In a higher-profile mistake, CBS producer Mary Mapes beached John Kerry’s Swift Boat while trying to steer it into a collision with the F-102 jet fighter once flown by George Bush. When alleged National Guard documents on which Mapes built a televised report were exposed as fakes, the credibility of the mainstream media suffered a blow from which it never recovered. Worse, her history and conduct left no room for other people to defend what she had done as an honest mistake. Howard Fineman of Newsweek told radio host Don Imus that Mapes was “obsessed” with trying to prove that George Bush got special treatment. She was, he said, trying to “save the world from a George Bush presidency.” Instead she proved that ideology has no regard for truth.

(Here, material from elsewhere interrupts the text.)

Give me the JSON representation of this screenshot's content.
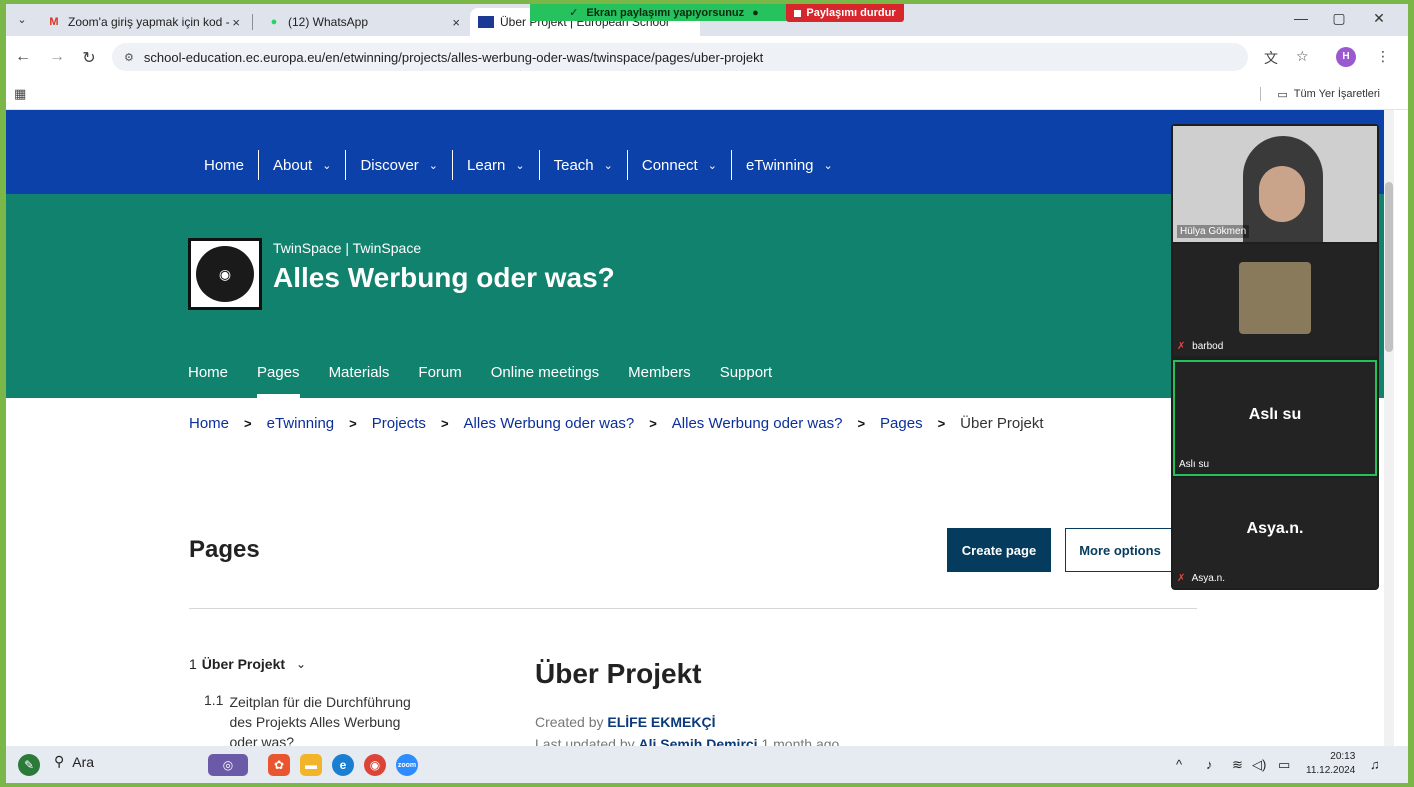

Mapes effectively neutered a Kerry ally that one magazine editor had previously said was capable of giving the Democrats perhaps fifteen points in polls. Her position at CBS makes Kerry and Edwards seem especially clueless when they repeatedly invoke “what you see on TV with your own eyes” as evidence for thinking that everything in Iraq has curdled. Now we hear of a leaked memo from ABC honcho Mark Halperin advising reporters to look harder at Bush than at Kerry. Is anyone surprised? Didn’t think so. That lack of public shock at obvious bias is and was a gift to Bush from Mary Mapes.

UNLIKE BRINKLEY AND MAPES, the military damaged Kerry without being self-consciously partisan, simply because in a wartime election, military families become fact-checkers. Active and retired military people are the ones explaining that Kerry’s plan to double Special Forces would blunt their effectiveness by making them less elite. Soldiers in Afghanistan dispute the Kerry claim that George Bush “outsourced” fighting at Tora Bora. Troops also point out that they’d rather serve with other volunteers than with draftees, and that recruiting goals are still being met. Stateside relatives of active duty Army and Marine Corps personnel called radio talk shows to tell fellow citizens about the big difference between deploying with obsolete body armor (which some units did), and deploying with no body armor at all (which Kerry claimed they had done).

As Democrats name-drop about the handful of retired generals in their camp, Bush basks in polls showing that military families give him a three to one edge over Kerry when asked which of the two candidates they trust more. Gaps like that matter.

The sunrise side of the mountain is worth looking at, as the president said in the third debate while talking about a painting, but also perhaps because he believes that Romans 8:28 and similar verses describe the ultimate in root causes. If that’s the case, I’m right there with him. Come November 3, I’ll either be asking God to bestow newfound wisdom on John Kerry, or thanking Him for Douglas Brinkley, Mary Mapes, and many people in uniform. Call it Christmas Eve in Cambodia, or Thanksgiving in America.